Ele é um exemplo do que sempre procurei no meu trabalho: o exercício da depuração, dizer muito com quase nada, como num haikai (poema curto de origem japonesa) visual.

Sobre sua carreira, qual a importância do estudo na Alemanha no direcionamento profissional que o levou a ser considerado o maior designer gráfico da publicidade brasileira?

Opa. Obrigado pelo elogio. Acredito que meu trabalho é o resultado de tudo que aprendi na Alemanha combinado com o meu DNA brasileiro. Lá aprendi disciplina e coerência, fundamentais no design. De volta ao Brasil, tudo isso se chocou com o nosso colorido, alegria e irreverência.

Sou o produto, um mutante, da mistura de duas escolas completamente opostas. O design alemão me ensinou a buscar o essencial e a ser coerente. O Brasil me ensinou a improvisar. No fundo, segui o tal antropofagismo dos modernistas: canibalizar o que vem de fora e regurgitar algo novo e brasileiro.

E quanto às influências desde o início de sua trajetória? Que criativos de direção de arte foram os maiores inspiradores?

Minhas principais influências foram Milton Glaser; o estúdio Mendel & Obra, de Munique,o Pentagram Studio, e Otl Aicher, um dos maiores designers da história da Alemanha. Depois aprendi tipografia e diagramação com Neville Brody, as aberturas de cinema com Saul Bass, e, na propaganda, meu primeiro grande mestre e primeiro ídolo foi Michael Schirner, diretor de criação da GGK de Düsseldorf, que revolucionou a propaganda alemã com uma escola brilhante, simples, direta, objetiva e ao mesmo tempo extremamente sofisticada.

Depois vieram os ingleses Paul Arden e John Hegarty, dois grandes diretores de arte, responsáveis pelos Anos de Ouro da propaganda inglesa. E, claro, Bill Bernbach, que com suas campanhas da Volkswagen representa, para mim, o marco zero da criação publicitária. Aqui no Brasil, Alex Periscinoto, Petit e Zaragoza foram os diretores de arte que criaram a base de onde eu e todos os brilhantes diretores de arte brasileiros nos lançamos.

Sei que é difícil escolher, mas que marcas tiveram maior importância, na sua opinião, na sua consagração profissional? Havaianas ou Volkswagen?

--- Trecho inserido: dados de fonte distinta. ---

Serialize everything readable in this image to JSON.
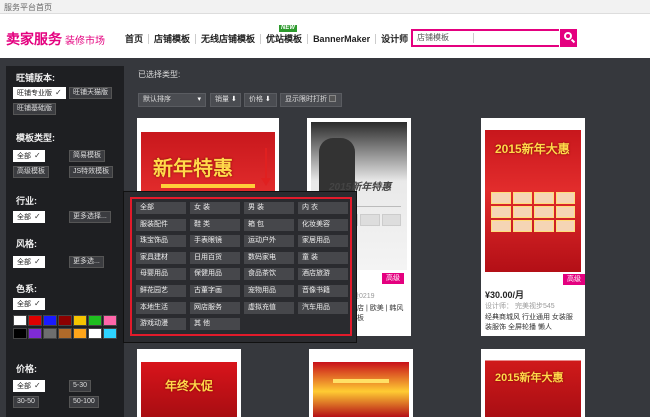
{
  "breadcrumb": "服务平台首页",
  "logo": {
    "brand": "卖家服务",
    "sub": "装修市场"
  },
  "nav": [
    {
      "label": "首页",
      "badge": ""
    },
    {
      "label": "店铺模板",
      "badge": ""
    },
    {
      "label": "无线店铺模板",
      "badge": ""
    },
    {
      "label": "优站模板",
      "badge": "NEW"
    },
    {
      "label": "BannerMaker",
      "badge": ""
    },
    {
      "label": "设计师",
      "badge": ""
    }
  ],
  "search": {
    "scope": "店铺模板"
  },
  "sidebar": {
    "version_title": "旺铺版本:",
    "versions": [
      {
        "label": "旺铺专业版",
        "selected": true
      },
      {
        "label": "旺铺天猫版",
        "selected": false
      },
      {
        "label": "旺铺基础版",
        "selected": false
      }
    ],
    "type_title": "模板类型:",
    "types": [
      {
        "label": "全部",
        "selected": true
      },
      {
        "label": "简易模板",
        "selected": false
      },
      {
        "label": "高级模板",
        "selected": false
      },
      {
        "label": "JS特效模板",
        "selected": false
      }
    ],
    "industry_title": "行业:",
    "industry": [
      {
        "label": "全部",
        "selected": true
      },
      {
        "label": "更多选择...",
        "selected": false
      }
    ],
    "style_title": "风格:",
    "style": [
      {
        "label": "全部",
        "selected": true
      },
      {
        "label": "更多选...",
        "selected": false
      }
    ],
    "color_title": "色系:",
    "color_all": "全部",
    "swatches": [
      "#ffffff",
      "#e00000",
      "#1a1aff",
      "#8c0000",
      "#f5c400",
      "#1fbf1f",
      "#ff66aa",
      "#000000",
      "#7f2bd6",
      "#6e6e6e",
      "#b06a2a",
      "#ffa51a",
      "#ffffff",
      "#2ed3ff"
    ],
    "price_title": "价格:",
    "prices": [
      {
        "label": "全部",
        "selected": true
      },
      {
        "label": "5-30",
        "selected": false
      },
      {
        "label": "30-50",
        "selected": false
      },
      {
        "label": "50-100",
        "selected": false
      }
    ]
  },
  "content": {
    "selected_title": "已选择类型:",
    "sort": {
      "default": "默认排序",
      "sales": "销量",
      "price": "价格",
      "limited": "显示限时打折"
    }
  },
  "cards": [
    {
      "poster": "新年特惠",
      "price": "",
      "meta": "",
      "desc": "",
      "tag": ""
    },
    {
      "poster": "2015新年特惠",
      "price": "",
      "meta": "设0219",
      "desc": "店 | 欧美 | 韩风\n板",
      "tag": ""
    },
    {
      "poster": "2015新年大惠",
      "price": "¥30.00/月",
      "meta": "设计师： 完美视步545",
      "desc": "经典商城风 行业通用 女装服\n装服饰 全屏轮播 懒人",
      "tag": "高级"
    },
    {
      "poster": "年终大促",
      "price": "",
      "meta": "",
      "desc": "",
      "tag": ""
    },
    {
      "poster": "",
      "price": "",
      "meta": "",
      "desc": "",
      "tag": ""
    },
    {
      "poster": "2015新年大惠",
      "price": "",
      "meta": "",
      "desc": "",
      "tag": ""
    }
  ],
  "card_tags": {
    "first": "高级",
    "second": "高级"
  },
  "dropdown": {
    "items": [
      "全部",
      "女 装",
      "男 装",
      "内 衣",
      "服装配件",
      "鞋 类",
      "箱 包",
      "化妆美容",
      "珠宝饰品",
      "手表眼镜",
      "运动户外",
      "家居用品",
      "家具建材",
      "日用百货",
      "数码家电",
      "童 装",
      "母婴用品",
      "保健用品",
      "食品茶饮",
      "酒店旅游",
      "鲜花园艺",
      "古董字画",
      "宠物用品",
      "音像书籍",
      "本地生活",
      "网店服务",
      "虚拟充值",
      "汽车用品",
      "游戏动漫",
      "其 他"
    ]
  }
}
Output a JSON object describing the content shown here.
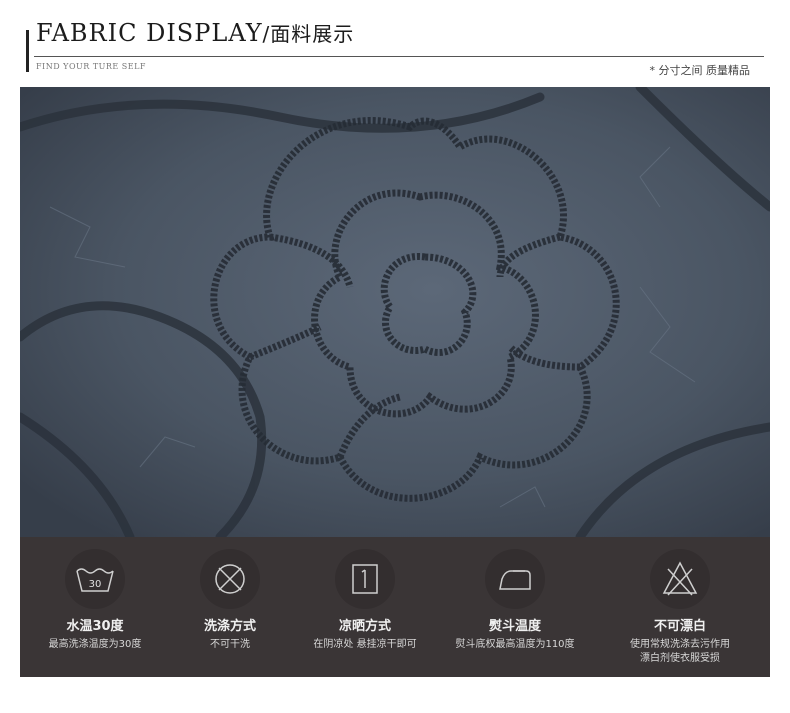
{
  "header": {
    "title_en": "FABRIC DISPLAY",
    "title_zh": "/面料展示",
    "subtitle_en": "FIND YOUR TURE SELF",
    "subtitle_zh": "* 分寸之间 质量精品"
  },
  "photo": {
    "subject": "fabric-closeup",
    "color": "#4d5866"
  },
  "care": {
    "background": "#3a3536",
    "items": [
      {
        "icon": "wash-30-icon",
        "icon_text": "30",
        "title": "水温30度",
        "desc": "最高洗涤温度为30度"
      },
      {
        "icon": "no-wash-icon",
        "title": "洗涤方式",
        "desc": "不可干洗"
      },
      {
        "icon": "drip-dry-icon",
        "title": "凉晒方式",
        "desc": "在阴凉处 悬挂凉干即可"
      },
      {
        "icon": "iron-icon",
        "title": "熨斗温度",
        "desc": "熨斗底权最高温度为110度"
      },
      {
        "icon": "no-bleach-icon",
        "title": "不可漂白",
        "desc": "使用常规洗涤去污作用\n漂白剂使衣服受损"
      }
    ]
  }
}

Acredito que todas as marcas com as quais trabalhei na Almap foram importantes. A construção da Almap como um todo representa minha realização como criativo e publicitário.

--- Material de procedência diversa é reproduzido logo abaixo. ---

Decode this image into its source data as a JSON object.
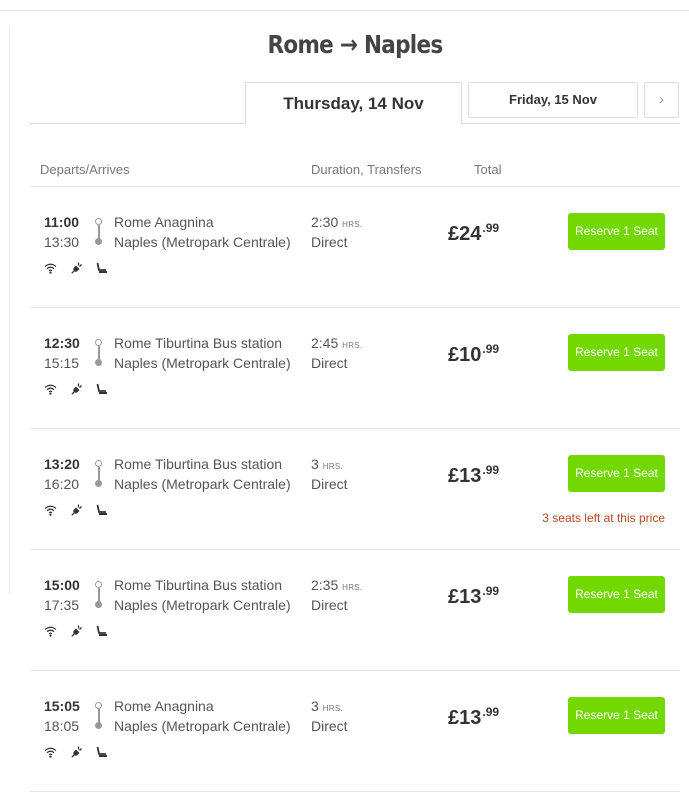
{
  "route": {
    "title": "Rome → Naples"
  },
  "date_tabs": {
    "active": "Thursday, 14 Nov",
    "next": "Friday, 15 Nov",
    "arrow": "›"
  },
  "columns": {
    "departs_arrives": "Departs/Arrives",
    "duration_transfers": "Duration, Transfers",
    "total": "Total"
  },
  "labels": {
    "hrs": "HRS.",
    "reserve": "Reserve 1 Seat"
  },
  "colors": {
    "accent_green": "#73d700",
    "warning_text": "#b5461c"
  },
  "amenity_icons": [
    "wifi-icon",
    "power-plug-icon",
    "seat-icon"
  ],
  "trips": [
    {
      "depart": "11:00",
      "arrive": "13:30",
      "from": "Rome Anagnina",
      "to": "Naples (Metropark Centrale)",
      "duration": "2:30",
      "transfers": "Direct",
      "price_main": "£24",
      "price_decimal": ".99",
      "note": ""
    },
    {
      "depart": "12:30",
      "arrive": "15:15",
      "from": "Rome Tiburtina Bus station",
      "to": "Naples (Metropark Centrale)",
      "duration": "2:45",
      "transfers": "Direct",
      "price_main": "£10",
      "price_decimal": ".99",
      "note": ""
    },
    {
      "depart": "13:20",
      "arrive": "16:20",
      "from": "Rome Tiburtina Bus station",
      "to": "Naples (Metropark Centrale)",
      "duration": "3",
      "transfers": "Direct",
      "price_main": "£13",
      "price_decimal": ".99",
      "note": "3 seats left at this price"
    },
    {
      "depart": "15:00",
      "arrive": "17:35",
      "from": "Rome Tiburtina Bus station",
      "to": "Naples (Metropark Centrale)",
      "duration": "2:35",
      "transfers": "Direct",
      "price_main": "£13",
      "price_decimal": ".99",
      "note": ""
    },
    {
      "depart": "15:05",
      "arrive": "18:05",
      "from": "Rome Anagnina",
      "to": "Naples (Metropark Centrale)",
      "duration": "3",
      "transfers": "Direct",
      "price_main": "£13",
      "price_decimal": ".99",
      "note": ""
    }
  ]
}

Havaianas foi um trabalho absolutamente pessoal, com o qual me identifico completamente. Quanto à Volkswagen, desde a primeira campanha para o relançamento do Fusca, encarei como um privilégio poder criar tantas campanhas icônicas para uma marca com um DNA criativo tão forte.

Em sete anos no Havaí você se voltou mais às artes plásticas. Foi uma volta às origens, um relaxamento social e profissional ou uma explosão de criatividade, às vezes limitada pelos briefings de clientes?

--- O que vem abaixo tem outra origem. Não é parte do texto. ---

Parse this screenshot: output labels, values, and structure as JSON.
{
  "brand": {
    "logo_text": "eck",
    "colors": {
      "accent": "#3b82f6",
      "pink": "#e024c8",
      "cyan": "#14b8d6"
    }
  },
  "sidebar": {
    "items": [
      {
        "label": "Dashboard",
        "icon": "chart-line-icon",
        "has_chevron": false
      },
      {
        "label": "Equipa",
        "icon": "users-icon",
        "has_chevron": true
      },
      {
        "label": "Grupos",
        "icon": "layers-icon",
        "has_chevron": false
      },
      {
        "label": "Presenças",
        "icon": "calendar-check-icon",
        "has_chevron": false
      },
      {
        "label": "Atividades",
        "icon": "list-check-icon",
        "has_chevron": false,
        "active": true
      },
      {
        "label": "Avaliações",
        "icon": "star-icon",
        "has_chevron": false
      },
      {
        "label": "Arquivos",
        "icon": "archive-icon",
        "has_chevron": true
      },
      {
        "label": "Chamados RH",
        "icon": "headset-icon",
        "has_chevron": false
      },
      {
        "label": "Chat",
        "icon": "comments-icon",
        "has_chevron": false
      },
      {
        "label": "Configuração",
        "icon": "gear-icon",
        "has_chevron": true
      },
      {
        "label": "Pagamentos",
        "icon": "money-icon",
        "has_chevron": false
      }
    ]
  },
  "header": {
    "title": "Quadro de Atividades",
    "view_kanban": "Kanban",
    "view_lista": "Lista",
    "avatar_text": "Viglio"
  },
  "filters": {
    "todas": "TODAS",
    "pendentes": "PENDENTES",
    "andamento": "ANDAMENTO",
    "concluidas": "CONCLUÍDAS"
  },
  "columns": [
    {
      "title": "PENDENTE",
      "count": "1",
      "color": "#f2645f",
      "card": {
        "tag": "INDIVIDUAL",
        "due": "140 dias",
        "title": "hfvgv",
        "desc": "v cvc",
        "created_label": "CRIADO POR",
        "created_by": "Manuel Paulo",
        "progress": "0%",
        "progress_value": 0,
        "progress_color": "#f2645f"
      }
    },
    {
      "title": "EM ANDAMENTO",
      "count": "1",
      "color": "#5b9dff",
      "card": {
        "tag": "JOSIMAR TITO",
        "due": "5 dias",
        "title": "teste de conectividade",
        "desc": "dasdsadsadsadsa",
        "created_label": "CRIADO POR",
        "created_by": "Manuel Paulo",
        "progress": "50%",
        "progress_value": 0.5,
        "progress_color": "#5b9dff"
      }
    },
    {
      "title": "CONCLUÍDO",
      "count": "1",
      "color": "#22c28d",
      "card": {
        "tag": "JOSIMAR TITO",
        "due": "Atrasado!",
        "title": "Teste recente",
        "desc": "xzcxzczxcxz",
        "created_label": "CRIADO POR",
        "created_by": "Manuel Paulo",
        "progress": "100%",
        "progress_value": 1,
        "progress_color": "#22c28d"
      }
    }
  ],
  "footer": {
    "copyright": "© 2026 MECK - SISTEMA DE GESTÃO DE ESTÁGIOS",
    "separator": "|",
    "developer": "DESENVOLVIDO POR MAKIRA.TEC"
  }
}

Na essência, nada mudou. Se antes eu trabalhava para dar forma às mensagens das marcas, agora pinto para compreender as minhas próprias. O processo continua o mesmo: observar, sentir, traduzir. O design me ensinou a buscar a síntese: dizer o máximo com o mínimo. A publicidade me ensinou a brasilidade, a empatia e a emoção. Na pintura, uso tudo isso que aprendi para continuar criando, mas, desta vez, sem briefing.

Para finalizar, quantos trabalhos, por alguma razão não veiculados, poderiam também ter ganho um Grand Prix em Cannes?

Na era das ações, ativações, social, brand experience, influencers e seus videocases espetaculares, veiculação é apenas um detalhe.